The Department of Art & Culture, History, and Antiquity houses an international team of 110 researchers and teachers with a shared ambition in teaching and developing scholarship in these fields. Burgers is a professor in the department in addition to head of department. His chair concerns the history and heritage of cultural landscapes and urban environments. His teaching, research and valorisation activities are at the interface between archaeology, history and the way we give the past a place in spatial planning today. In doing so, he has specialised in Italy and the Mediterranean world. In southern Italy, for instance, he is scientific director of the archaeological landscape park Muro Tenente, which is part of the Unesco World Heritage Site of the Via Appia. Together with Italian colleagues, governments and citizens, he designs that park and brings it to life.
Career
Before becoming head of department, he was director of CLUE+, the VU research institute for Culture, Cognition, History and Heritage (2015-2023), director of the Royal Dutch Institute in Rome (2012-2013) and head of the Heritage Studies Departments of the same institute (2006-2013). For most of his academic career, Burgers has focused on urban and rural landscape studies and heritage design (both conceptual and applied). He recently received a prestigious €4 million EU grant (Marie Curie) to lead an international training network, which brings together an interdisciplinary group of researchers with 25 academic, public and private partners to employ 15 PhD researchers across Europe, all working on heritage and spatial design. Burgers has built an extensive (inter-)national network of researchers and stakeholders from different disciplines and sectors, and strongly advocates a policy of social anchoring as a key strategy for heritage and design studies.

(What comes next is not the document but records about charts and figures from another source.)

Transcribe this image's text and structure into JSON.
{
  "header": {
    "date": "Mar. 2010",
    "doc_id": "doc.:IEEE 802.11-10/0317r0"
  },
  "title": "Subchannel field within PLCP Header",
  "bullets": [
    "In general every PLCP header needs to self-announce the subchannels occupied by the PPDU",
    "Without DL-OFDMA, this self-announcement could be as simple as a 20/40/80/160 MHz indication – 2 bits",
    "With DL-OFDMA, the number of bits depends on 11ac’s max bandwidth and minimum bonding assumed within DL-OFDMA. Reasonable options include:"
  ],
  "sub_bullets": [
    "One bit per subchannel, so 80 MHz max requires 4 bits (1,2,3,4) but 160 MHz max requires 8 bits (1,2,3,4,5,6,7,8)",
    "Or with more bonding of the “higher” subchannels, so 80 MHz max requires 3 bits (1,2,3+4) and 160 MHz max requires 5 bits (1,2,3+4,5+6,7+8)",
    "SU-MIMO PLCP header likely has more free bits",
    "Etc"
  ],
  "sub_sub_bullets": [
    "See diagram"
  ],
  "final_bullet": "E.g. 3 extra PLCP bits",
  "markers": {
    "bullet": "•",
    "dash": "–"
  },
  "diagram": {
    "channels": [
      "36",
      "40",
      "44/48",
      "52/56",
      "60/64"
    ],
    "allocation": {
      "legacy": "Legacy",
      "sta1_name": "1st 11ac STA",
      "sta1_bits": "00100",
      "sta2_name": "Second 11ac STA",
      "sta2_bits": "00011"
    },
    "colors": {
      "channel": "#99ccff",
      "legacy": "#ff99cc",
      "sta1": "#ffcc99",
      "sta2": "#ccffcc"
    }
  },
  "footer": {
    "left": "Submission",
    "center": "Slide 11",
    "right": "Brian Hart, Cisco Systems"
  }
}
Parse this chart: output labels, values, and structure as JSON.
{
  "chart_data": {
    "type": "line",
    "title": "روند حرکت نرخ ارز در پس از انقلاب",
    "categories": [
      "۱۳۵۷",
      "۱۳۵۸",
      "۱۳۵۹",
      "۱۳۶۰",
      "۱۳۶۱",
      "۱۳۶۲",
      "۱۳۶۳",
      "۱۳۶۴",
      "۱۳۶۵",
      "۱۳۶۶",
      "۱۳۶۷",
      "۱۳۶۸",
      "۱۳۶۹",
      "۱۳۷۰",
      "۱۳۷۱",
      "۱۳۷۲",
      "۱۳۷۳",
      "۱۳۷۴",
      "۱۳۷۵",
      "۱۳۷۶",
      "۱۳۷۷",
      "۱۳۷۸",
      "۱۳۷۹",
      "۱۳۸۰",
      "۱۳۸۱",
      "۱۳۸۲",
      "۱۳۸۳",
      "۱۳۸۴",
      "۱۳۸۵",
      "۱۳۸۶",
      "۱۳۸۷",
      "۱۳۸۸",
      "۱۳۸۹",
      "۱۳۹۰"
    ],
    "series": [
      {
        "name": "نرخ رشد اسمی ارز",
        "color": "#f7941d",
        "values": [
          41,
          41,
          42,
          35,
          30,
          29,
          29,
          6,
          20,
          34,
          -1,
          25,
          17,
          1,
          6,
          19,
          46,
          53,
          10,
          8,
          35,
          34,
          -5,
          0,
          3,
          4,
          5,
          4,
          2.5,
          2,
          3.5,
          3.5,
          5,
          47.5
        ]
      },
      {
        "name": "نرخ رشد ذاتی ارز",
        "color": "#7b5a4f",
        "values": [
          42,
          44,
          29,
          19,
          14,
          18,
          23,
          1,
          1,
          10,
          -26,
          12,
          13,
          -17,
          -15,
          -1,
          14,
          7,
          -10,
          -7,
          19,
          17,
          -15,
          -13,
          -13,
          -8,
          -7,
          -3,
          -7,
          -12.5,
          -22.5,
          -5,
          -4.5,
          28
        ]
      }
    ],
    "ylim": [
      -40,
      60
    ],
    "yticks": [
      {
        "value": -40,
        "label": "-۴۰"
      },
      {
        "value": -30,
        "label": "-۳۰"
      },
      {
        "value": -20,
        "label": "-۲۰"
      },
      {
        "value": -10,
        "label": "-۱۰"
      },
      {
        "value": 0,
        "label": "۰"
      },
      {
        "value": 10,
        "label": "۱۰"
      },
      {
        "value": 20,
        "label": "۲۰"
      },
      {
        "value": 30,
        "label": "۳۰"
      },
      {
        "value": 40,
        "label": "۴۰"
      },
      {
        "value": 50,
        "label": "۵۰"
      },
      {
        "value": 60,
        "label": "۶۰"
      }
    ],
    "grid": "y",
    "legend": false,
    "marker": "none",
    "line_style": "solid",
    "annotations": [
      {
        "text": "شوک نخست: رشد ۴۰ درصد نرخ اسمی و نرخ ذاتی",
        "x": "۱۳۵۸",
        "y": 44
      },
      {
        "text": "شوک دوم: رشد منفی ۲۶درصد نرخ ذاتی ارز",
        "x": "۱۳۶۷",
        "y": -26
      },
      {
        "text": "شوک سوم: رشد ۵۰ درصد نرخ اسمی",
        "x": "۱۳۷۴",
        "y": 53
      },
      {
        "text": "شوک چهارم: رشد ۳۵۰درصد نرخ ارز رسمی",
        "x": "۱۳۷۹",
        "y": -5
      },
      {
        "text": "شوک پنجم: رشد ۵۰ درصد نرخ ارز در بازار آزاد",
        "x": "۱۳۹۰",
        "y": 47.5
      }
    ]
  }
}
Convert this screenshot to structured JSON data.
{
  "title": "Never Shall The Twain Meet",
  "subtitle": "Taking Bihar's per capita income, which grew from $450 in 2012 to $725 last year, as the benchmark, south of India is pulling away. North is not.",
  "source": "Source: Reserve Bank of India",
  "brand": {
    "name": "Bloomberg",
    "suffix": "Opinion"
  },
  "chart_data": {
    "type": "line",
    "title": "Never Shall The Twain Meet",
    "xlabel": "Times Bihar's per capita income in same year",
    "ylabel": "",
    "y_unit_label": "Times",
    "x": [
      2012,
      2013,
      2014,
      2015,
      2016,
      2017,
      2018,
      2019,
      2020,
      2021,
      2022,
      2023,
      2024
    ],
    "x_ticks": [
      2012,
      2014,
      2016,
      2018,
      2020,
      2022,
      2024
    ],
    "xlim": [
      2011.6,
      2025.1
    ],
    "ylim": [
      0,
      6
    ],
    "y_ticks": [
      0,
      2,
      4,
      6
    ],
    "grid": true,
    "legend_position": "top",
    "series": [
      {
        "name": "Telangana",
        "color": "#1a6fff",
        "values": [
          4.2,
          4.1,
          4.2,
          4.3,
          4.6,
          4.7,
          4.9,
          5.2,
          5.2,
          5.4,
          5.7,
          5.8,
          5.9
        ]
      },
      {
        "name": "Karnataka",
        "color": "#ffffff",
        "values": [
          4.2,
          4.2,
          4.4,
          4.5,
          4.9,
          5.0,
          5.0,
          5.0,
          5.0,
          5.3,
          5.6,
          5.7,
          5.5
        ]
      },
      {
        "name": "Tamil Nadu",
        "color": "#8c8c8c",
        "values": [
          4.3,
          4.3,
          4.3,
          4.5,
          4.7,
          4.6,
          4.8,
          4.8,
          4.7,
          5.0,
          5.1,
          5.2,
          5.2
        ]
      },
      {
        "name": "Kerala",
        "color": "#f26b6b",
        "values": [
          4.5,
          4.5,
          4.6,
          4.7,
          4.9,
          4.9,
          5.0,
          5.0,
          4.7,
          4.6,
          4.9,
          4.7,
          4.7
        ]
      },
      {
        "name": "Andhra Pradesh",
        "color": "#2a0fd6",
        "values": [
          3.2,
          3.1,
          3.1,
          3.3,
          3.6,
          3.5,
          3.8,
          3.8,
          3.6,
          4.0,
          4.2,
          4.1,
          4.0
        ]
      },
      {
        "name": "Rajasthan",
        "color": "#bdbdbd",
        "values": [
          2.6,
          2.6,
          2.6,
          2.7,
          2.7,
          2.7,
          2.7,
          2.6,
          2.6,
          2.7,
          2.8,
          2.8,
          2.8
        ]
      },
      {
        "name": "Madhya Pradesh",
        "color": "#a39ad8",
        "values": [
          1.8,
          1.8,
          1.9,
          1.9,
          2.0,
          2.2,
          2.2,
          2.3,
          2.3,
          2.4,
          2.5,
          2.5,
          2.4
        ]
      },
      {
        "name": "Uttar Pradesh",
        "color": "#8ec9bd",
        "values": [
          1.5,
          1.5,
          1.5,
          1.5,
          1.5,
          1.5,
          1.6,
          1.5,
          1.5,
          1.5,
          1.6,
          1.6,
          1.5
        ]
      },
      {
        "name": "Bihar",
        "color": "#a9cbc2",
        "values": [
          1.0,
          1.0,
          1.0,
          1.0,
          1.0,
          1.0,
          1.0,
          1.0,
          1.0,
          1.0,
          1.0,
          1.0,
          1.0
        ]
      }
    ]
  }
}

Career at Vrije Universiteit Amsterdam
In 1992, he started a PhD at Vrije Universiteit Amsterdam on an archaeological landscape topic in southern Italy completed in 1998. From 1994, he was allowed to combine that with a part-time job as UD Mediterranean Archaeology at VU Amsterdam. At that time, he started a series of excavations and systematic landscape research (surveys) in the southern Italian region of Salento, following the fieldwork previously set up here by his colleagues Boersma and Yntema. That fieldwork has become an internationally recognised and long-term regional project. In the process, he transformed one of the excavation sites from the VU into a landscape park. The park was declared part of the Unesco World Heritage Site of the Via Appia in 2024.
What do you hope to contribute to the new faculty?
"I would like to build bridges between the Humanities and the other fields of science. I define my research, teaching and administrative commitment in terms of societal challenges and impact, concerning inclusiveness, socio-economic equality and sustainability; to achieve this, a disciplinary approach is too limited and an inter- or transdisciplinary approach is necessary. Heritage, history, culture and, in a broader sense, the Humanities are my fields of study in this respect, but always in close connection with other fields of science and disciplines. I see building bridges between them as a necessary condition for a responsible approach to social issues. The new faculty offers excellent opportunities for this."